Automotive. Stellantis licenzia con la complicità del governo Meloni che tace. Difendiamo lavoro e produzione
“Gli annunci di oltre 1.000 nuove uscite incentivate negli stabilimenti Stellantis di Termoli, Melfi, Pomigliano e Pratola Serra confermano quello che denunciamo da anni: non c’è nessun piano industriale per il rilancio del settore automotive in Italia, ma solo una lenta e drammatica ritirata industriale, fatta sulla pelle delle lavoratrici e dei lavoratori.
Il cosiddetto “Piano Italia”, sbandierato dal governo Meloni lo scorso dicembre come svolta per l’automotive, si rivela oggi per quello che è sempre stato: propaganda vuota. Mentre Stellantis smantella pezzo dopo pezzo il sistema produttivo nazionale, licenziando o spingendo fuori migliaia di lavoratori, il governo resta a guardare, incapace e, nei fatti, complice di questa operazione di desertificazione industriale.
La situazione descritta dalla Fiom-Cgil, con oltre 16.000 posti persi dal 2015, l’uso cronico della cassa integrazione, l’assenza di investimenti nei siti produttivi e nessuna certezza sul futuro della gigafactory di Termoli, rappresenta una crisi strutturale che non può più essere ignorata. Stellantis, gruppo che incassa miliardi di profitti e incentivi pubblici, non può continuare a operare senza vincoli, senza un piano condiviso, senza garantire occupazione, produzione e salari.

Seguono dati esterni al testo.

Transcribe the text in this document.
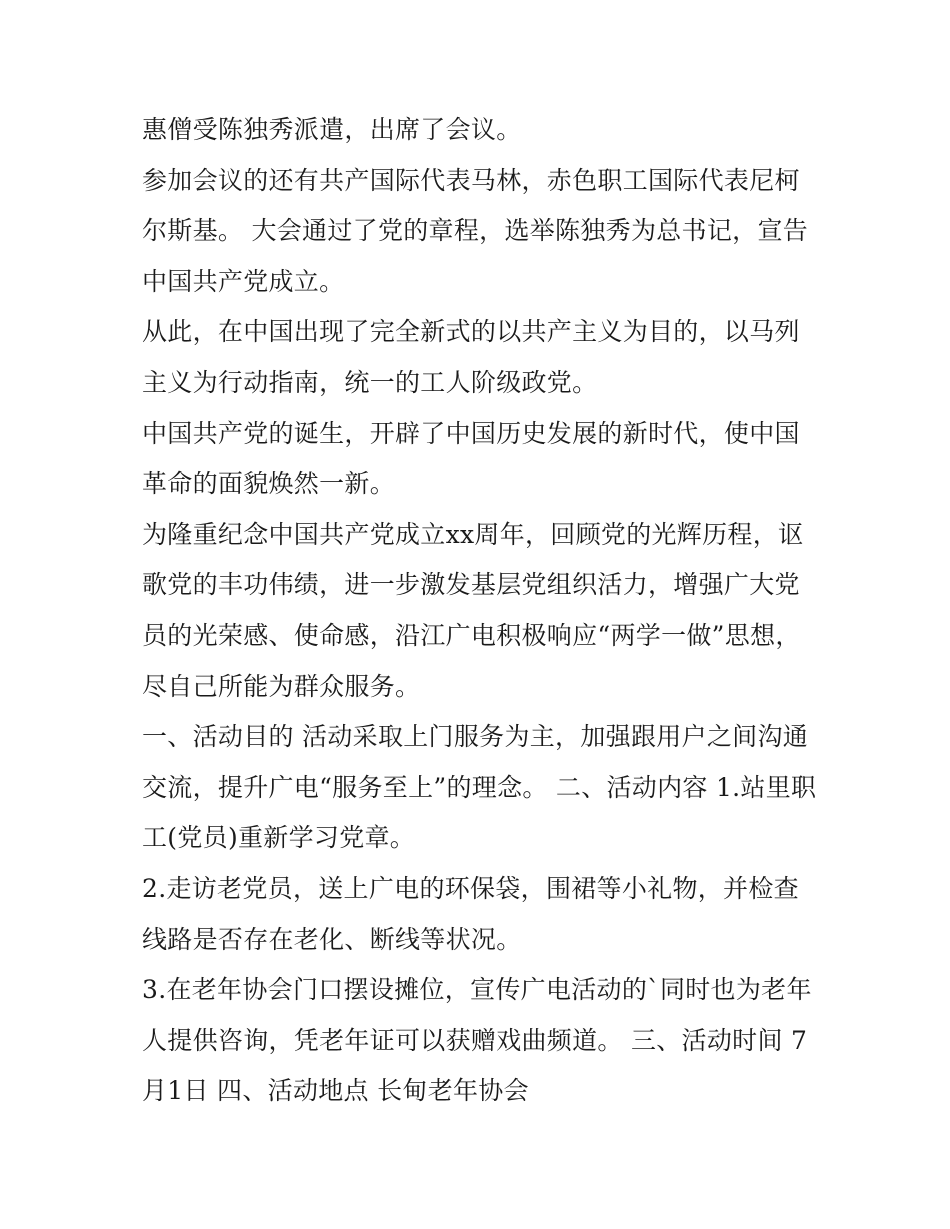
惠僧受陈独秀派遣，出席了会议。

参加会议的还有共产国际代表马林，赤色职工国际代表尼柯尔斯基。 大会通过了党的章程，选举陈独秀为总书记，宣告中国共产党成立。

从此，在中国出现了完全新式的以共产主义为目的，以马列主义为行动指南，统一的工人阶级政党。

中国共产党的诞生，开辟了中国历史发展的新时代，使中国革命的面貌焕然一新。

为隆重纪念中国共产党成立xx周年，回顾党的光辉历程，讴歌党的丰功伟绩，进一步激发基层党组织活力，增强广大党员的光荣感、使命感，沿江广电积极响应“两学一做”思想，尽自己所能为群众服务。

一、活动目的 活动采取上门服务为主，加强跟用户之间沟通交流，提升广电“服务至上”的理念。 二、活动内容 1.站里职工(党员)重新学习党章。

2.走访老党员，送上广电的环保袋，围裙等小礼物，并检查线路是否存在老化、断线等状况。

3.在老年协会门口摆设摊位，宣传广电活动的`同时也为老年人提供咨询，凭老年证可以获赠戏曲频道。 三、活动时间 7月1日 四、活动地点 长甸老年协会
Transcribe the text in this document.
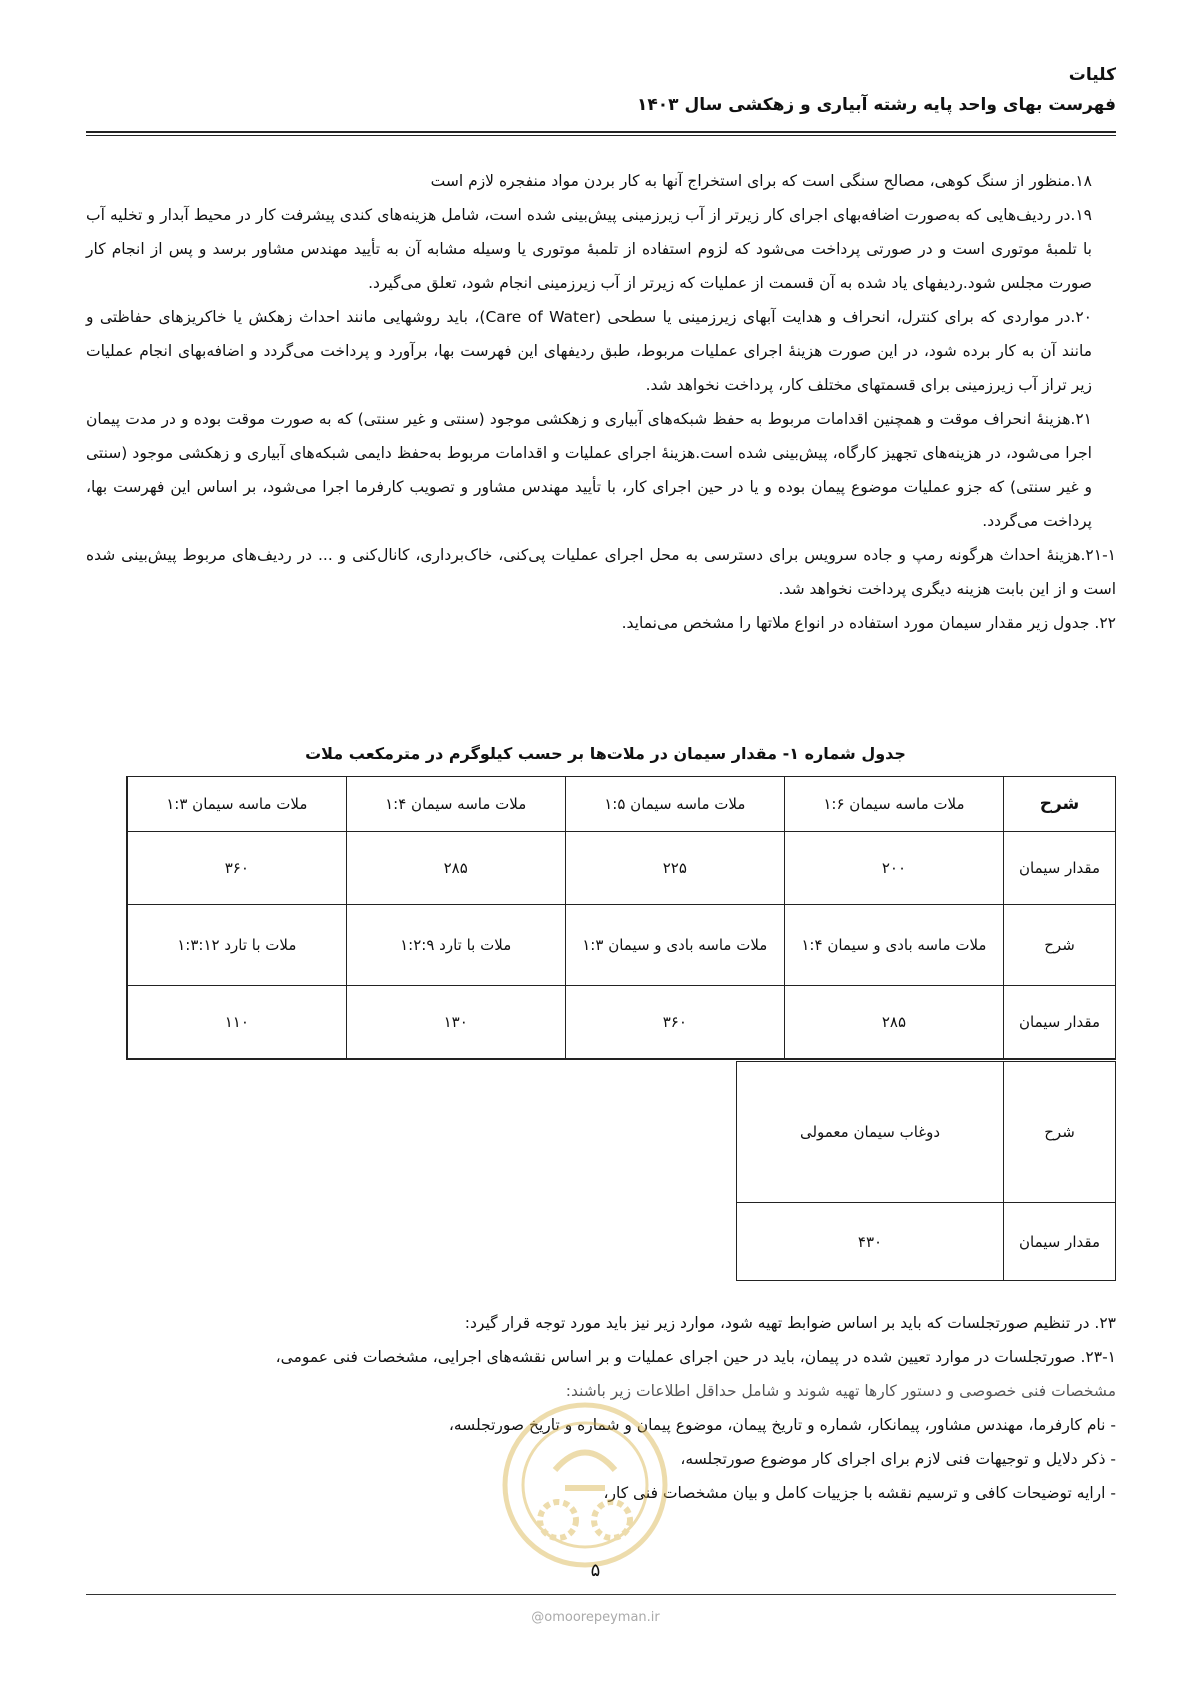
کلیات
فهرست بهای واحد پایه رشته آبیاری و زهکشی سال ۱۴۰۳

۱۸.منظور از سنگ کوهی، مصالح سنگی است که برای استخراج آنها به کار بردن مواد منفجره لازم است

۱۹.در ردیف‌هایی که به‌صورت اضافه‌بهای اجرای کار زیرتر از آب زیرزمینی پیش‌بینی شده است، شامل هزینه‌های کندی پیشرفت کار در محیط آبدار و تخلیه آب با تلمبهٔ موتوری است و در صورتی پرداخت می‌شود که لزوم استفاده از تلمبهٔ موتوری یا وسیله مشابه آن به تأیید مهندس مشاور برسد و پس از انجام کار صورت مجلس شود.ردیفهای یاد شده به آن قسمت از عملیات که زیرتر از آب زیرزمینی انجام شود، تعلق می‌گیرد.

۲۰.در مواردی که برای کنترل، انحراف و هدایت آبهای زیرزمینی یا سطحی (Care of Water)، باید روشهایی مانند احداث زهکش یا خاکریزهای حفاظتی و مانند آن به کار برده شود، در این صورت هزینهٔ اجرای عملیات مربوط، طبق ردیفهای این فهرست بها، برآورد و پرداخت می‌گردد و اضافه‌بهای انجام عملیات زیر تراز آب زیرزمینی برای قسمتهای مختلف کار، پرداخت نخواهد شد.

۲۱.هزینهٔ انحراف موقت و همچنین اقدامات مربوط به حفظ شبکه‌های آبیاری و زهکشی موجود (سنتی و غیر سنتی) که به صورت موقت بوده و در مدت پیمان اجرا می‌شود، در هزینه‌های تجهیز کارگاه، پیش‌بینی شده است.هزینهٔ اجرای عملیات و اقدامات مربوط به‌حفظ دایمی شبکه‌های آبیاری و زهکشی موجود (سنتی و غیر سنتی) که جزو عملیات موضوع پیمان بوده و یا در حین اجرای کار، با تأیید مهندس مشاور و تصویب کارفرما اجرا می‌شود، بر اساس این فهرست بها، پرداخت می‌گردد.

۲۱-۱.هزینهٔ احداث هرگونه رمپ و جاده سرویس برای دسترسی به محل اجرای عملیات پی‌کنی، خاک‌برداری، کانال‌کنی و ... در ردیف‌های مربوط پیش‌بینی شده است و از این بابت هزینه دیگری پرداخت نخواهد شد.

۲۲. جدول زیر مقدار سیمان مورد استفاده در انواع ملاتها را مشخص می‌نماید.

جدول شماره ۱- مقدار سیمان در ملات‌ها بر حسب کیلوگرم در مترمکعب ملات
شرح	ملات ماسه سیمان ۱:۶	ملات ماسه سیمان ۱:۵	ملات ماسه سیمان ۱:۴	ملات ماسه سیمان ۱:۳
مقدار سیمان	۲۰۰	۲۲۵	۲۸۵	۳۶۰
شرح	ملات ماسه بادی و سیمان ۱:۴	ملات ماسه بادی و سیمان ۱:۳	ملات با تارد ۱:۲:۹	ملات با تارد ۱:۳:۱۲
مقدار سیمان	۲۸۵	۳۶۰	۱۳۰	۱۱۰
شرح	دوغاب سیمان معمولی
مقدار سیمان	۴۳۰

۲۳. در تنظیم صورتجلسات که باید بر اساس ضوابط تهیه شود، موارد زیر نیز باید مورد توجه قرار گیرد:

۲۳-۱. صورتجلسات در موارد تعیین شده در پیمان، باید در حین اجرای عملیات و بر اساس نقشه‌های اجرایی، مشخصات فنی عمومی،

مشخصات فنی خصوصی و دستور کارها تهیه شوند و شامل حداقل اطلاعات زیر باشند:

- نام کارفرما، مهندس مشاور، پیمانکار، شماره و تاریخ پیمان، موضوع پیمان و شماره و تاریخ صورتجلسه،

- ذکر دلایل و توجیهات فنی لازم برای اجرای کار موضوع صورتجلسه،

- ارایه توضیحات کافی و ترسیم نقشه با جزییات کامل و بیان مشخصات فنی کار،

۵
@omoorepeyman.ir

È inaccettabile che mentre si distribuiscono dividendi agli azionisti, si chieda ai lavoratori di andarsene “volontariamente”, senza prospettiva di ricambio generazionale né rilancio industriale. Denunciamo con forza l’assenza del governo, che ha il dovere di intervenire subito: bloccando i piani di ridimensionamento e uscite incentivate; Imponendo un piano industriale vincolante con investimenti reali; convocando immediatamente un tavolo a Palazzo Chigi, come richiesto dalla Fiom; sostenendo con fondi pubblici solo chi produce, assume e innova nel nostro Paese, non chi delocalizza e smantella.
Serve una mobilitazione nazionale per salvare l’industria automobilistica italiana e l’indotto, che coinvolge migliaia di lavoratori nella componentistica. Non possiamo restare in silenzio di fronte all’ennesima emergenza sociale causata da logiche di profitto e dall’abbandono politico del lavoro industriale”.
Giovanni Barbera
Direzione nazionale di Rifondazione Comunista.